I'm wiped. I'm trying to burn through laundry. The sheets, bedding, and towels really need to be done, and then Bryan "asked" me if I could do his laundry today. (I'm really assuming he needs work outfits.) I told him that on his days off, that's something that he could accomplish. I didn't add that he could do that rather than sitting and playing video games all day. I'm really frustrated with the whole deal of him living at home and not really doing much besides playing video games. He does less now than when he was in high school. At least when he was in high school he was doing chores AND going to school 7 hours a day. Now he barely does any chores and we're lucky if he works 4 hours a day. Okay, enough bitching about that. I'm just feeling frustrated because I think he should be handling his own shit by now, when there's still a serious part of me that wonders if there's something more going on with him other than bi-polar disorder. (ASD?)
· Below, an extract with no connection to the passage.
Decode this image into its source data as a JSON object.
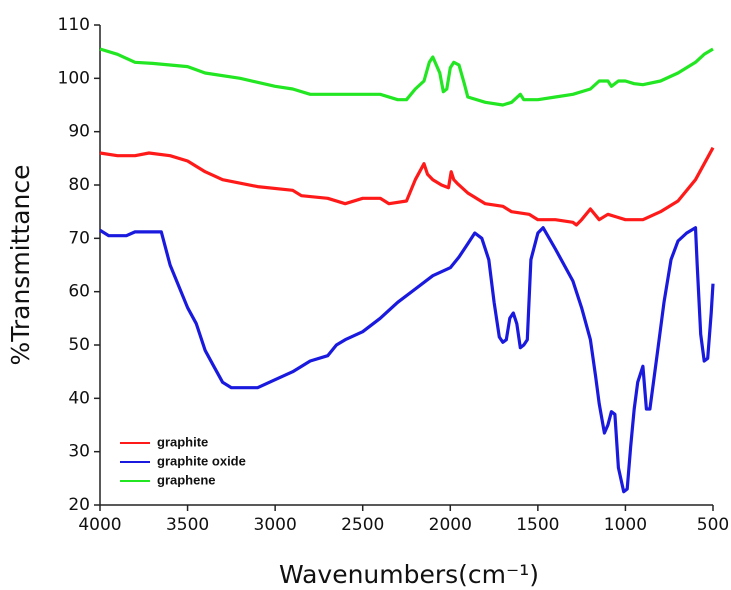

Tea's got dance pictures coming up this week, then the recital is in 4 weeks. She's missed a lot of dance this year due to headaches and stomachaches. She really hasn't been feeling well this year. I attribute a lot of it to stress and depression. I'm not sure if she's going to do dance again next year, at least at the studio. She wants to do danceline at school, and the doctor said she has to choose one or the other, school or studio, due to the injuries in her ankle. I also told her that if she dances at school, she can't do all the dance lines (I think it's competition, hip hop, and basketball); she has to choose one or two. It's just too much strain on her ankle to do all three. So we'll see what she decides to do. I think a part of her wants to do it at school because she wants to letter in something and get a letterman's jacket. I don't blame her. I always wanted one, too. I would love to make that happen for her.
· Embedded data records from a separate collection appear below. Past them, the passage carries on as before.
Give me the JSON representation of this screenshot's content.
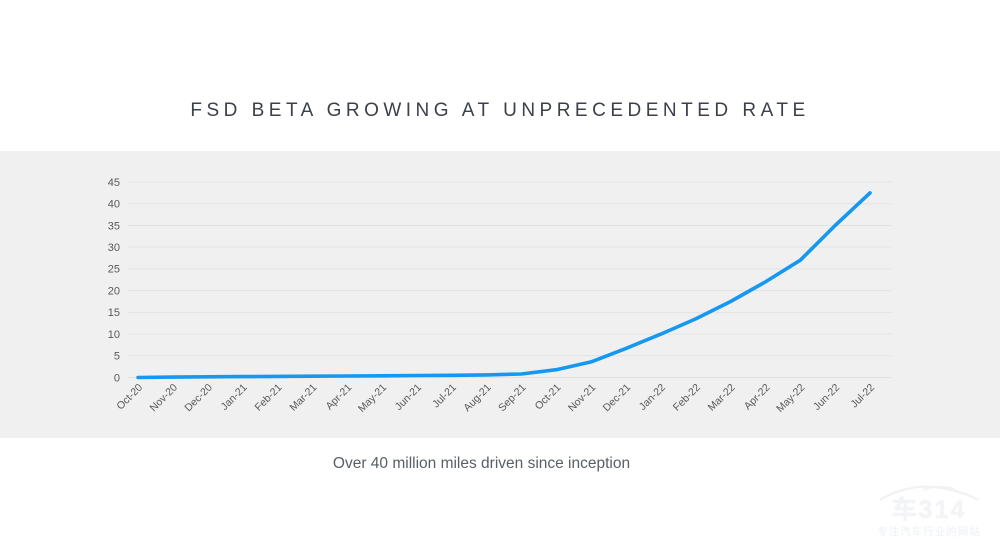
{
  "page": {
    "title": "FSD BETA GROWING AT UNPRECEDENTED RATE",
    "subtitle": "Over 40 million miles driven since inception"
  },
  "colors": {
    "line": "#1798f0",
    "band_background": "#f0f0f0",
    "gridline": "#e3e3e3",
    "axis_text": "#595959",
    "title_text": "#3c4049",
    "subtitle_text": "#595f66"
  },
  "watermark": {
    "logo": "车314",
    "tagline": "专注汽车行业的网站"
  },
  "chart_data": {
    "type": "line",
    "title": "FSD BETA GROWING AT UNPRECEDENTED RATE",
    "annotation": "Over 40 million miles driven since inception",
    "categories": [
      "Oct-20",
      "Nov-20",
      "Dec-20",
      "Jan-21",
      "Feb-21",
      "Mar-21",
      "Apr-21",
      "May-21",
      "Jun-21",
      "Jul-21",
      "Aug-21",
      "Sep-21",
      "Oct-21",
      "Nov-21",
      "Dec-21",
      "Jan-22",
      "Feb-22",
      "Mar-22",
      "Apr-22",
      "May-22",
      "Jun-22",
      "Jul-22"
    ],
    "values": [
      0,
      0.1,
      0.15,
      0.2,
      0.25,
      0.3,
      0.35,
      0.4,
      0.45,
      0.5,
      0.6,
      0.8,
      1.8,
      3.6,
      6.7,
      10,
      13.5,
      17.5,
      22,
      27,
      35,
      42.5
    ],
    "xlabel": "",
    "ylabel": "",
    "ylim": [
      0,
      45
    ],
    "yticks": [
      0,
      5,
      10,
      15,
      20,
      25,
      30,
      35,
      40,
      45
    ],
    "grid": true,
    "legend_position": "none"
  }
}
Times are tough financially again, as I knew they would be. That's what happens when it comes time to pay the credit cards that I was living off of. Nick hasn't been getting as many hours at work as he was, either, because his knee pain has been so bad. I've been learning how to adjust, again, to making things work with a lower income. It just means saying "no" a lot more. I hate that. I drink more coffee at home, I'll tell you that much. Which is probably a lot easier since my favorite coffee place went out of business due to the owner dealing with her health instead.